For Sundaram's contemporaries, his passing away today marked the end of an era. "It is difficult to say in a few words about a 60-year-old friendship," says artist Ghulam Mohammed Sheikh, a contemporary of Sundaram. "We have been friends from 1961, when he came to study in Baroda, and remains so till now. We have been together in a number of exhibitions and art projects and were comrades-in-arms together in SAHMAT championing the cause of a secular and multicultural India," adds Sheikh.

"From the time I knew him, Vivan was a pathbreaker," says Neelima Sheikh, another contemporary of Sundaram. "He always showed the way as his personality did. He had an amazing quality of initiative. Every time you saw his works there was something new, contributing to the contemporary art scene. He was also brilliant with his administrative abilities," adds Neelima Sheikh.

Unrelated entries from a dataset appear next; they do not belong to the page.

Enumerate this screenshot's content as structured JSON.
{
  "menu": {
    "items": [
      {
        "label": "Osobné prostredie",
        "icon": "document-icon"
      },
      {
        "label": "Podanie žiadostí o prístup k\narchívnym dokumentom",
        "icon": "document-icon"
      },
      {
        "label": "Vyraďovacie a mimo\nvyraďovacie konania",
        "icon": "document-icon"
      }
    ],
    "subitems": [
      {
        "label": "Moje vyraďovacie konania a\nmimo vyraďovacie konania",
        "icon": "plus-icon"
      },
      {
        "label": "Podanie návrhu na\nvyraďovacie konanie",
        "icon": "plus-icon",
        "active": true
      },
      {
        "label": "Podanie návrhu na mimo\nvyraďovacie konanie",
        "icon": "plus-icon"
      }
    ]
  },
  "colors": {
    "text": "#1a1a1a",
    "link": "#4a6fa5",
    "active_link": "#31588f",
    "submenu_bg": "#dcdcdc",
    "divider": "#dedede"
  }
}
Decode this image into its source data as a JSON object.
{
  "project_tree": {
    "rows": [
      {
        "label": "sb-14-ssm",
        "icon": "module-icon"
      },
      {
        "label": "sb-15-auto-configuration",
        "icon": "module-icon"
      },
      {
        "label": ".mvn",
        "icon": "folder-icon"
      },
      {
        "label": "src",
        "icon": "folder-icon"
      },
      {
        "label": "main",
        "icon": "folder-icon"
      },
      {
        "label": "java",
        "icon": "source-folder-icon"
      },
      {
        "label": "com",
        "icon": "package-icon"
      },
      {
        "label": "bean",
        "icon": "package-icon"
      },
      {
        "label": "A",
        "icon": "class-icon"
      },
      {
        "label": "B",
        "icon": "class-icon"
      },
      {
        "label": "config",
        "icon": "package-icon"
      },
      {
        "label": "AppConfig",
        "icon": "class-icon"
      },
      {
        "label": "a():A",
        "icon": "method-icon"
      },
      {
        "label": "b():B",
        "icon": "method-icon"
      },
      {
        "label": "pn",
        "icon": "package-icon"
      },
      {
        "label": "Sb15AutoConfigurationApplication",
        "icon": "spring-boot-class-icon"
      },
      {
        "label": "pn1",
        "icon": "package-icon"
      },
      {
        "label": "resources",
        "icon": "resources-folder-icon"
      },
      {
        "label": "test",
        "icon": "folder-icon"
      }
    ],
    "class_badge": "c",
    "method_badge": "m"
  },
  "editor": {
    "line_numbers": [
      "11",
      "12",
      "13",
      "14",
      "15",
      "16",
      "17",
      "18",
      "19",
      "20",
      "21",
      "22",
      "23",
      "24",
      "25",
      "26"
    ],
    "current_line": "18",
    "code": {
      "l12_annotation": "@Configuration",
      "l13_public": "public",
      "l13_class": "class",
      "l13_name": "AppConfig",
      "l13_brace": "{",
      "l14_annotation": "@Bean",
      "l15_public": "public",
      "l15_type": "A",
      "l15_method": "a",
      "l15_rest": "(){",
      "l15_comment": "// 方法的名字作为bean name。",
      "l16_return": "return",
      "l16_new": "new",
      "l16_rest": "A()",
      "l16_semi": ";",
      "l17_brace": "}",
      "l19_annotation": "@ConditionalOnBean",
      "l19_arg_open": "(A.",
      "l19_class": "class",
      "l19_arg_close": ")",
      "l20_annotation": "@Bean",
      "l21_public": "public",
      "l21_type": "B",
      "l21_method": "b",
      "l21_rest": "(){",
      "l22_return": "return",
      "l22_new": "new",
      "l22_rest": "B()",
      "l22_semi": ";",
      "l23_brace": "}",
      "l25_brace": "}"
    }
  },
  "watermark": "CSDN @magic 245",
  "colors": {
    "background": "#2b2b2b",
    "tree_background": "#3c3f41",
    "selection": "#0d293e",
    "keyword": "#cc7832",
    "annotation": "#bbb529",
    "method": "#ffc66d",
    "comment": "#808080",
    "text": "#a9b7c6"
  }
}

For many younger artists, Sundaram has been a mentor, critic and friend. Artist Gigi Scaria remembers Sundaram teaching installation to his master's in fine arts (painting) class at the Jamia Millia Islamia, New Delhi. "He joined Jamia Millia Islamia's guest faculty in the same year I started my M.F.A and taught us installation and a general understanding of art. But beyond teaching, he gave us contacts in the art circle in Delhi to help in our practice," says Scaria, a participating artist in the Venice Biennale in 2011. "He was a rare kind of artist. As a teacher he tested us and provoked us to create an intellectual rigour within us. He involved all art students in a project and organised an exhibition of all works at the end of the project," adds Scaria.


"Vivan introduced a living dialectics with a constantly questioning social and political dialogue in his works. He reacted to social and political situations in his practice and inspired many younger artists like me. He started his career in painting but broke away from it later towards new mediums. He also brought a new awareness in art practice in the country," says artist Sumedh Rajendran.

Delhi-based artist George Martin considers Sundaram a mentor, critic and friend to many younger Indian artists. "He was the first Indian artist who made installation art mainstream. He also incorporated different collaborative platforms like fabric, photography and video art. He was singularly responsible for bringing scale to contemporary art different from the gallery space. In a way, he made space as art itself," says Martin.

Jorhat-based physical theatre artist Shilpika Bordoloi recalls an occasion when Sundaram lent her costumes for her new stage performance, Majuli, in 2013. Bordoloi, who participated in Sundaram's Gagawaka exhibition in Delhi in 2012, wanted to use a particular costume Sundaram had created for one of his works in the show. "I asked Vivan if I could use the dress made of crepe bandages he had used in the exhibition for my stage performance. He went on to make a new costume for me and couriered it to Assam. He refused to take money from me for it," recalls Bordoloi.

Artist Shilpika Bordoloi in a garment that Vivan Sundaram made for her performance Majuli Shilpika Bordoloi in the garment designed for her by Vivan Sundaram

Gurgaon-based artist Arun Kumar HG says he was inspired by Sundaram to launch an art and activism forum in his village in Shimoga district of Karnataka. "I was a B.F.A (sculpture) student at the MS University, Baroda, when Vivan asked some of the art students to join a Janotsav art exhibition organised by SAHMAT in Mangolpuri, Delhi, in 1991. I was asked to assist artist K.P. Soman, who was making sculptures to be placed in a park adjoining a slum area. It was there that I came to know about Vivan and his activism," says Kumar. "It was a great learning moment about how art and activism go together," adds Kumar, who founded SARA (Sustainable Alternatives for Rural Accord) in Dombekoppa village in Shimoga district in 2014 as a platform for farmers, villagers and students to exchange ideas about sustainable and environmental concerns through art.

Faizal Khan is an independent journalist who writes on art.